Almost PMOd tonight. Got close and started edging and then backed away. It was good to turn myself around for once and stop. Many times I just give in.
It’s tough when I start getting edgy emotionally and physically and I resist PMO, sometimes it’s hard not to be anxious and my wife feels it in my words. It’s an annoying loop where she gets upset at me being annoyed by small things and then I act out to go tolerate both. Still sober and trying.
It sucks so much when the physical urge comes. I get more prone to fantasize and also have sexual dreams.
Hello friends - a thought on "edging"...for me engaging in this behavior results in the same bad feelings (shame, guilt, loss of self-esteem) as PMO to completion. I try hard to slow down my response to the trigger that leads to getting started on the path to edge mode. Increasing awareness of the moment-to-moment wrong choices gives me a chance at turning things around before acting out occurs. Stay strong everyone.
Day 6 - staying vigilant for chaser effect while continuing intimacy with wife. The next step in dealing with my addiction to PMO. Slowly getting the strength to engage with the wife and build the wall to compartmentalize my addiction so that IRL sexuality doesn't get my mind chasing P imagery, memories, and old bad habits. Just trying hard right now.
One week. Tonight I went for a run when the urges were strong. I didn’t go on my computer until I had a specific plan. When I finished that I stepped away from the computer. My member still feels like it wants release. I must not give in. I want recovery and freedom from PMO more than I want the temporary pleasure.

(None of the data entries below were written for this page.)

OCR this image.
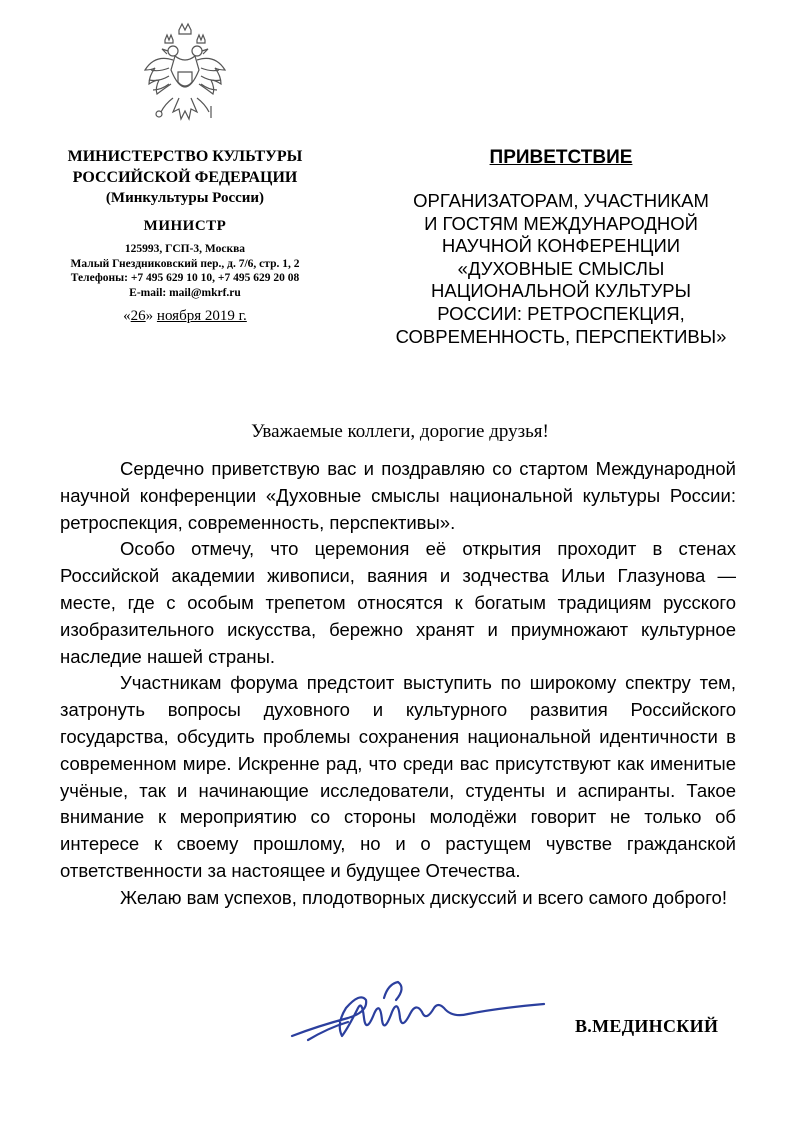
МИНИСТЕРСТВО КУЛЬТУРЫ
РОССИЙСКОЙ ФЕДЕРАЦИИ
(Минкультуры России)
МИНИСТР
125993, ГСП-3, Москва
Малый Гнездниковский пер., д. 7/6, стр. 1, 2
Телефоны: +7 495 629 10 10, +7 495 629 20 08
E-mail: mail@mkrf.ru
«26» ноября 2019 г.
ПРИВЕТСТВИЕ
ОРГАНИЗАТОРАМ, УЧАСТНИКАМ
И ГОСТЯМ МЕЖДУНАРОДНОЙ
НАУЧНОЙ КОНФЕРЕНЦИИ
«ДУХОВНЫЕ СМЫСЛЫ
НАЦИОНАЛЬНОЙ КУЛЬТУРЫ
РОССИИ: РЕТРОСПЕКЦИЯ,
СОВРЕМЕННОСТЬ, ПЕРСПЕКТИВЫ»
Уважаемые коллеги, дорогие друзья!

Сердечно приветствую вас и поздравляю со стартом Международной научной конференции «Духовные смыслы национальной культуры России: ретроспекция, современность, перспективы».

Особо отмечу, что церемония её открытия проходит в стенах Российской академии живописи, ваяния и зодчества Ильи Глазунова — месте, где с особым трепетом относятся к богатым традициям русского изобразительного искусства, бережно хранят и приумножают культурное наследие нашей страны.

Участникам форума предстоит выступить по широкому спектру тем, затронуть вопросы духовного и культурного развития Российского государства, обсудить проблемы сохранения национальной идентичности в современном мире. Искренне рад, что среди вас присутствуют как именитые учёные, так и начинающие исследователи, студенты и аспиранты. Такое внимание к мероприятию со стороны молодёжи говорит не только об интересе к своему прошлому, но и о растущем чувстве гражданской ответственности за настоящее и будущее Отечества.

Желаю вам успехов, плодотворных дискуссий и всего самого доброго!

В.МЕДИНСКИЙ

Got through last night. Today is feeling better physically. I know urges will come. In the past every other day has been rough with urges. I have one week and that’s a good feeling. We will do this.
Day 8 - some stressful stuff hitting me the last few days. What used to be my natural response - go to PMO - isn't any longer. I think of that self as a different man. I can hardly imagine falling into my old PMO routine. Seeing that image of myself grosses me out. I am thankful for this site and to everyone here for the help. I know the addict is still in me, so will stay aware and not let my guard down.
Good work man! My check in: super stressed at work but handling it better through meditation. Very few urges the last two days and that’s so nice.
How are you all my friends, unfortunately i had a relapse couple of days ago, after hitting my longest streak of 36 days, now i'm back to day 2 and i still feel the change that happened to me in those PMO free 36 days, and i started a new streak hoping to achieve my goal of having a free PMO life, stay strong every one.
Day 2. Managed to fight off urges yesterday, which was good. Normally, especially in recent times, I would have just succumbed but I managed to use some willpower and get through it.